Demi masa depan anak-anak, sekaligus mengajarkan kemandirian, tahun 2006 aku dan suami mengajukan Permanent Residence (PR) di Singapura. Alasan lainnya, kami khawatir dengan pergaulan anak-anak di Jakarta. Permohonan itu dipenuhi pemerintah Singapura. Maret 2006 aku bersama anak-anak, Kenan (17), Egan (16) Keyla (13), dan Moses (12) tinggal di Singapura. Suami tetap di Jakarta menjalankan bisnisnya.
Selama di Singapura semua terjadi sangat menyenangkan. Begitu musim libur sekolah tiba, anak-anak meminta Papanya datang. Lalu kami berlibur ke Malaysia. Atau sebaliknya, kami pulang ke Jakarta melepas rindu dengan keluarga atau mencari makanan favorit.
Sayang, keceriaan keluarga kami pudar kala Egan yang lahir 25 September 1994 mulai sering mimisan. Dokter yang memeriksanya mengatakan mimisan normal terjadi pada anak seusia Egan. Dugaanku, Egan yang punya bakat menggambar dan main musik, hanya kelelahan sehingga mimisan. Seminggu berlalu, obat dari dokter habis, Egan mimisan lagi.
Khawatir ada infeksi, aku kembali membawa Egan ke dokter THT. Hasilnya, diketahui Egan mengidap kanker hidung (Nasopharingeal Carcinoma) stadium 3! Dunia serasa kiamat! Tak pernah terlintas sedikit pun di benakku Egan kana terkena kanker. Aku segera mencari second opinion ke dokter lain sambil membawa hasil pemeriksaan dari dokter sebelumnya. Hasilnya, tetap sama. Kesedihanku tak terkira.
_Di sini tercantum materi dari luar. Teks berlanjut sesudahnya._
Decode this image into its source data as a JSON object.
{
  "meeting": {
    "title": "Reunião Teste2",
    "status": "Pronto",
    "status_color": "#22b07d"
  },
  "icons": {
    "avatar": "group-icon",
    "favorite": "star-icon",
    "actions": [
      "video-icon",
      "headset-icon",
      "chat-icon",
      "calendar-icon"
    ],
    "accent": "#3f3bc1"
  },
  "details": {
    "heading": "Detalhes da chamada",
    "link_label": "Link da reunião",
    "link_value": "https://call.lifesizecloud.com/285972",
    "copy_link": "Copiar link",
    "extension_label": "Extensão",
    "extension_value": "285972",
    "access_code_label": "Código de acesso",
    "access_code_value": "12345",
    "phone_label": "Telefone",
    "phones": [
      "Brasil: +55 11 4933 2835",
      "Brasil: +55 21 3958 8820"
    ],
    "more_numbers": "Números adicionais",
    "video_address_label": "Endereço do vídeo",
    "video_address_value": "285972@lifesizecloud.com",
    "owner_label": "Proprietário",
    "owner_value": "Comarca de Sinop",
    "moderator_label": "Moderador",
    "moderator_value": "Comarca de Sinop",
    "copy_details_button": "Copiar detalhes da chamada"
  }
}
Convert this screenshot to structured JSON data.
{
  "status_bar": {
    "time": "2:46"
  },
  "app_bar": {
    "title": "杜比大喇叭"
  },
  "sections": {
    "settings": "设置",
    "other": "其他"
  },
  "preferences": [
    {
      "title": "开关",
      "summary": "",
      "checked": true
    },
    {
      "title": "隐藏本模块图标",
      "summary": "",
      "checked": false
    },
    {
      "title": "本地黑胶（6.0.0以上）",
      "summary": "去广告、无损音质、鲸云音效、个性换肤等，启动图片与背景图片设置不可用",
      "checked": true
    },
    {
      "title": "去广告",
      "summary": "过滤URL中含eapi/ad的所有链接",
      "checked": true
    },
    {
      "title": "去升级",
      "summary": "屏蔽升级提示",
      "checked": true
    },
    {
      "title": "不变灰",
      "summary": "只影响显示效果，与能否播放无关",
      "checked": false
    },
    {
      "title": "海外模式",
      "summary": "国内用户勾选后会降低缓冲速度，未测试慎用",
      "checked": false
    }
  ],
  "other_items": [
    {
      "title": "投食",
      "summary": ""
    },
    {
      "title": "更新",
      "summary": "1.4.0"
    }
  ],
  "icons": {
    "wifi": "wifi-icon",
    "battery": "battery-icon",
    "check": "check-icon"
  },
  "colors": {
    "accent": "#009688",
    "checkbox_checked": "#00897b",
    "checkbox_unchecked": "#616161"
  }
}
Aku lalu membawa Egan ke RS Cikini, Jakarta. Hasilnya pun sama. Bahkan dokter di rumah sakit ini menyarankan agar Egan dikemoterapi dan radioterapi. Setelah berunding dengan sanak keluarga, meski berat, Egan harus menjalani kemoterapi di Singapura. Kami khawatir bila tak menuruti saran dokter, akan menyesal. Sebab kata dokter, kankernya bisa menjalar ke mana-mana.
Hatiku agak tenang karena Egan ditangani profesor yang memberikan harapan kesembuhannya hingga 70-80 persen.
Total Egan menjalani 4 kali kemoterapi dan 35 kali dan radioterapi. Kedua hal itu tak boleh terlambat dijalani agar tidak menjalar ke otak. Yang mengharukan, tepat di hari ulang tahunnya, Egan harus menjalani kemoterapi. Teman-teman sekolah, teman konser, dan teman gereja datang sambil membawa kue.
Pasca kemoterapi rambut Egan rontok. Ia juga mual-mual dan susah makan. Keluhan lainnya, perut sakit dan susah buang air. Syukurlah setelah kemoterapi kedua, benjolan yang muncul di lehernya agak mengecil.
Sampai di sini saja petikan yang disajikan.